Otto Porter, Georgetown SF
Georgetown has been in the news recently because of their shocking loss to Florida Gulf Coast in the NCAA tournament. Although the Hoyas had an early exit in the tournament, they featured one of the best players in the country all year in Otto Porter.
Who are the Wizards most likely to draft?
Porter was selected to the preseason all-conference team and lived up to expectations for the Hoyas. Because of Georgetown’s inconsistencies on offense, they relied heavily on him for production, and he did not disappoint.
Porter averaged 16.2 points per game and 7.5 rebounds per game. One of Porter’s most notable performances came in the final Georgetown-Syracuse game at the Carrier Dome. Porter exploded after a sluggish start to shoot 12 of 19 from the field and scored 33 points while tallying eight rebounds en route to a Hoya victory.
The statistic that is most indicative of Porter’s value to Georgetown was that the Hoyas only scored 57 points against the Orange. This meant that Porter accounted for 58 percent of the Georgetown offense.
Porter has size and the ability to create his own shot and carry an offense. His size and length also help him on the defensive end where he can contest shots and disrupt passing lanes.
Porter would provide another scoring threat for the Wizards. Since Georgetown plays most of their home games at the Verizon Center, he would be used to the scenery and would be a welcome site in a Wizard uniform for the 2013-2014 season.
Alex Len, Maryland C
Len is another local player, but he is not quite as NBA-ready as Porter. What he lacks in experience he makes up for in raw talent and size.
This era of the NBA has become known as the era without true centers. Len is a true center who, at seven-feet tall, could give the Wizards a much-needed presence down low.
Len could probably benefit from another year of college to develop his talent, but his upside could be too much for the Wizards to pass up depending on their draft position.
Len averaged 11.7 points per game, 7.7 rebounds per game and nearly two blocks per game. He was a force in the paint, but as evident by his relatively low rebound average, he has not begun to scratch the surface of his potential.
Len saved his best performances for the Terrapin’s toughest competition. He scored 23 points and recorded 12 rebounds in Maryland’s opener against Kentucky. He did that damage against Nerlens Noel, another highly-touted big man.
Len also recorded 19 points and nine rebounds against then No. 2 Duke, had 16 points and nine rebounds against Miami and had 20 points and seven rebounds against North Carolina.

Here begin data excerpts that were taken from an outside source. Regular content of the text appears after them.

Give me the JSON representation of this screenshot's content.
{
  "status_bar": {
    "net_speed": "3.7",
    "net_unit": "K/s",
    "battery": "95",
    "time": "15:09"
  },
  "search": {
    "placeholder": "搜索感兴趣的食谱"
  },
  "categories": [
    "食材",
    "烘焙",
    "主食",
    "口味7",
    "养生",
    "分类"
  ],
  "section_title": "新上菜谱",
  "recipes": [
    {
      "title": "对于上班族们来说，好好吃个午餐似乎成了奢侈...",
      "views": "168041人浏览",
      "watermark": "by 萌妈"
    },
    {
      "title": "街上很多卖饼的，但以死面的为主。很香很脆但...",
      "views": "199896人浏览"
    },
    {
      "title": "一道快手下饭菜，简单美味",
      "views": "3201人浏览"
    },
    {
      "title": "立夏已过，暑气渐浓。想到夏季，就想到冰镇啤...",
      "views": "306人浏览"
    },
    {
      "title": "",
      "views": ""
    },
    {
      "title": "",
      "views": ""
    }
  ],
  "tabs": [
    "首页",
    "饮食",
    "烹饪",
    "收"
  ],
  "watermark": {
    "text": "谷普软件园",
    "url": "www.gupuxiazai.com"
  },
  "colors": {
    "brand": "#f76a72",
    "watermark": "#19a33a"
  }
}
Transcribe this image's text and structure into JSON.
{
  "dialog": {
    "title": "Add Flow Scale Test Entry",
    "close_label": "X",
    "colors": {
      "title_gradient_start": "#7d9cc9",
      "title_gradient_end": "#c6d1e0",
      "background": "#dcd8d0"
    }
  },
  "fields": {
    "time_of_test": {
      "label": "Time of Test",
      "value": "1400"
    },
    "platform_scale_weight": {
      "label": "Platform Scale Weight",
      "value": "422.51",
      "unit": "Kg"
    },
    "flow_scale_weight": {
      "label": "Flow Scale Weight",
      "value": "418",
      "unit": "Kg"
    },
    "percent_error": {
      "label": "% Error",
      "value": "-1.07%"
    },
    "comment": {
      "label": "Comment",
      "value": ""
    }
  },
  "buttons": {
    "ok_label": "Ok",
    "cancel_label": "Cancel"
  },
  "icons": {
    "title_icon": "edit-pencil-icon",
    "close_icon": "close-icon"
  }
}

Len has the type of upside that will make scouts drool and have his stock on the rise in the draft. If he is still on the board when the Wizards are on the clock, he would be a great option. There is no doubt that he is a bit of a project and could take some time to develop, but the finished product could be something special.
Kelly Olynyk, Gonzaga C
The junior forward out of Canada had been the catalyst for Gonzaga’s success this season. The seven-footer averaged 17.5 points and 7.2 rebounds per game and was a matchup nightmare for opponents.
Olynyk also knows when to pick his shots. His 65 percent shooting percentage is an indication that he takes quality shots and does not force production. He is also a versatile scorer. Olynyk can back an opponent down just as easily as he can spot up from the perimeter.

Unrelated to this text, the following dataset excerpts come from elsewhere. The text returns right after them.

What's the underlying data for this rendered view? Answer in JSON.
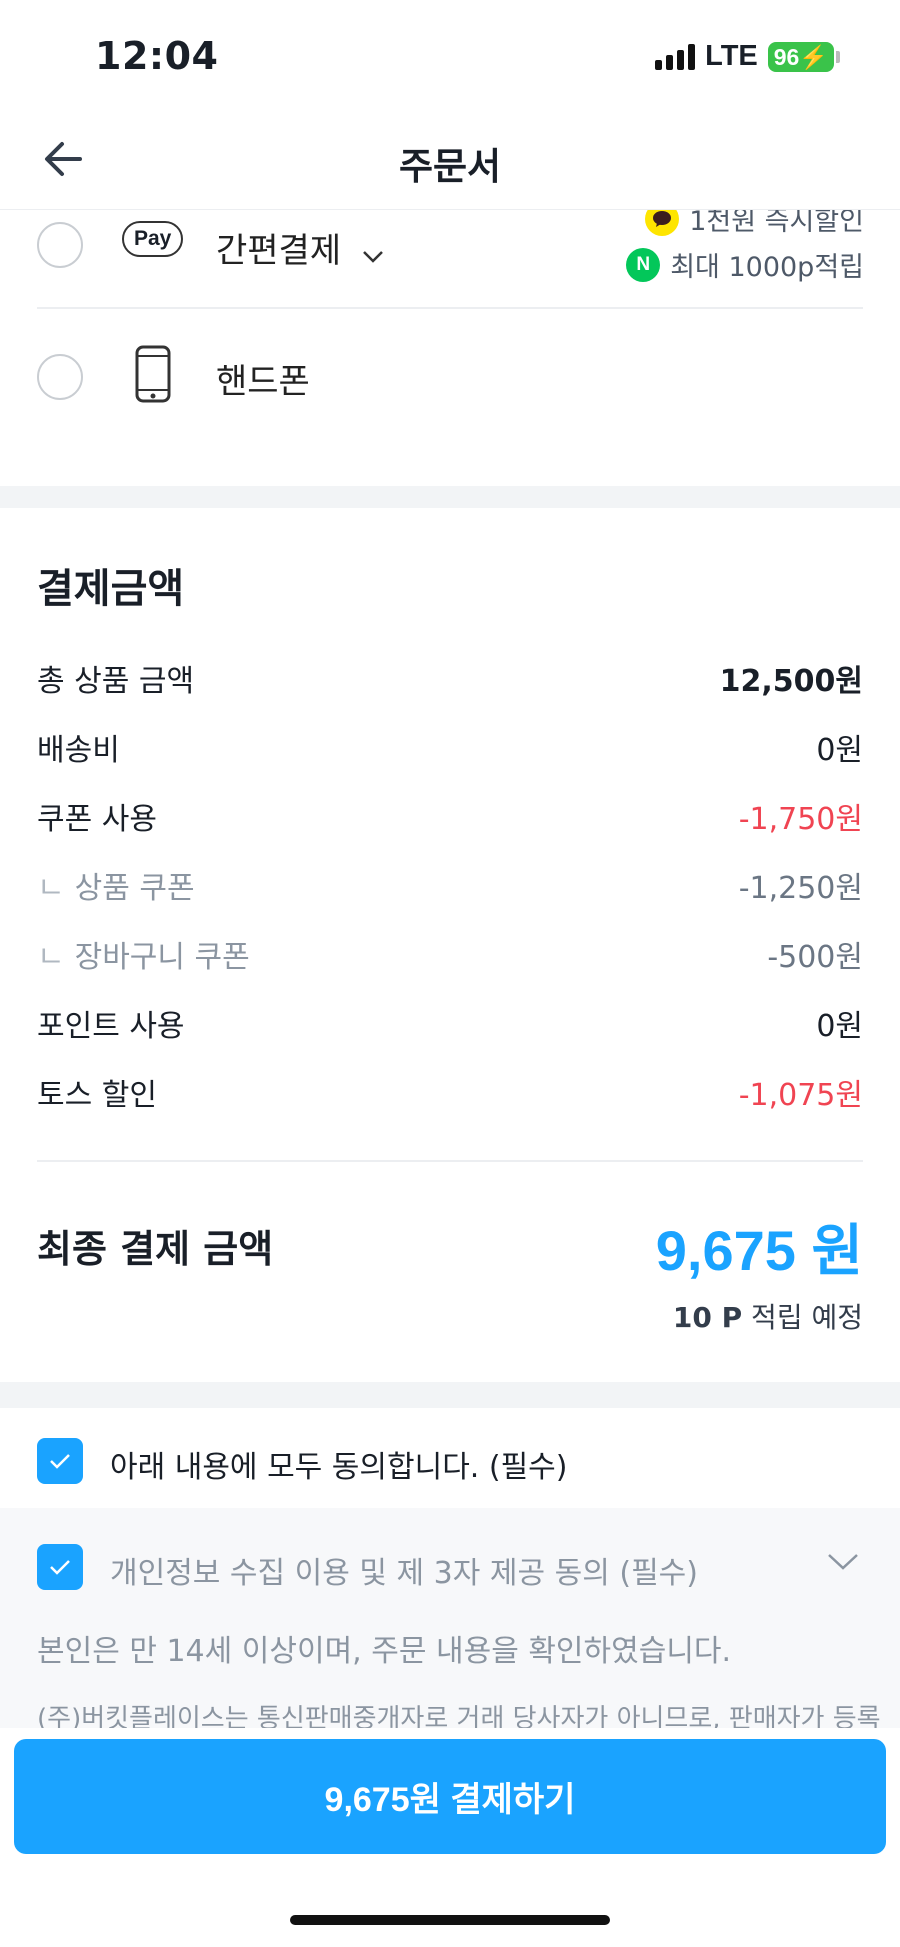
{
  "status": {
    "time": "12:04",
    "network": "LTE",
    "battery": "96"
  },
  "nav": {
    "title": "주문서"
  },
  "payment_methods": [
    {
      "badge": "Pay",
      "label": "간편결제",
      "promos": [
        {
          "icon": "kakao-talk-icon",
          "text": "1천원 즉시할인"
        },
        {
          "icon": "naver-n-icon",
          "icon_text": "N",
          "text": "최대 1000p적립"
        }
      ]
    },
    {
      "label": "핸드폰"
    }
  ],
  "summary": {
    "title": "결제금액",
    "rows": [
      {
        "label": "총 상품 금액",
        "value": "12,500원"
      },
      {
        "label": "배송비",
        "value": "0원"
      },
      {
        "label": "쿠폰 사용",
        "value": "-1,750원"
      },
      {
        "label": "상품 쿠폰",
        "value": "-1,250원"
      },
      {
        "label": "장바구니 쿠폰",
        "value": "-500원"
      },
      {
        "label": "포인트 사용",
        "value": "0원"
      },
      {
        "label": "토스 할인",
        "value": "-1,075원"
      }
    ],
    "sub_mark": "ㄴ",
    "final_label": "최종 결제 금액",
    "final_value": "9,675 원",
    "points_bold": "10 P",
    "points_rest": " 적립 예정"
  },
  "agreement": {
    "all_label": "아래 내용에 모두 동의합니다. (필수)",
    "privacy_label": "개인정보 수집 이용 및 제 3자 제공 동의 (필수)",
    "age_text": "본인은 만 14세 이상이며, 주문 내용을 확인하였습니다.",
    "notice_text": "(주)버킷플레이스는 통신판매중개자로 거래 당사자가 아니므로, 판매자가 등록"
  },
  "cta": {
    "label": "9,675원 결제하기"
  },
  "colors": {
    "accent": "#1aa3ff",
    "discount": "#f04452",
    "kakao": "#fee500",
    "naver": "#03c75a"
  }
}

Although he only averaged just two blocks per game, Olynyk affected many more shots than the statistics would indicate. His presence in the paint makes guards think twice before driving, and he has altered countless shots.
Like Len, Olynyk also saved his best performances for the biggest games. In the three games against ranked opponents, he averaged 17 points per game.
Although most of the country is talking about how Gonzaga “choked” in the tournament, it was not because of Olynyk. In the two tournament games, he averaged 23.5 points per game and 9.5 rebounds per game.
Like Len, Olynyk will provide a complement to Emeka Okafor in the post and provide length in the paint.
Although nothing about draft position is certain because of the lottery, the Wizards improved play of late has hurt their chances of getting a top-five pick. They will likely pick somewhere between six and 11, and if they can get their hands on any of the above players, it will build hope for the 2013-2014 season.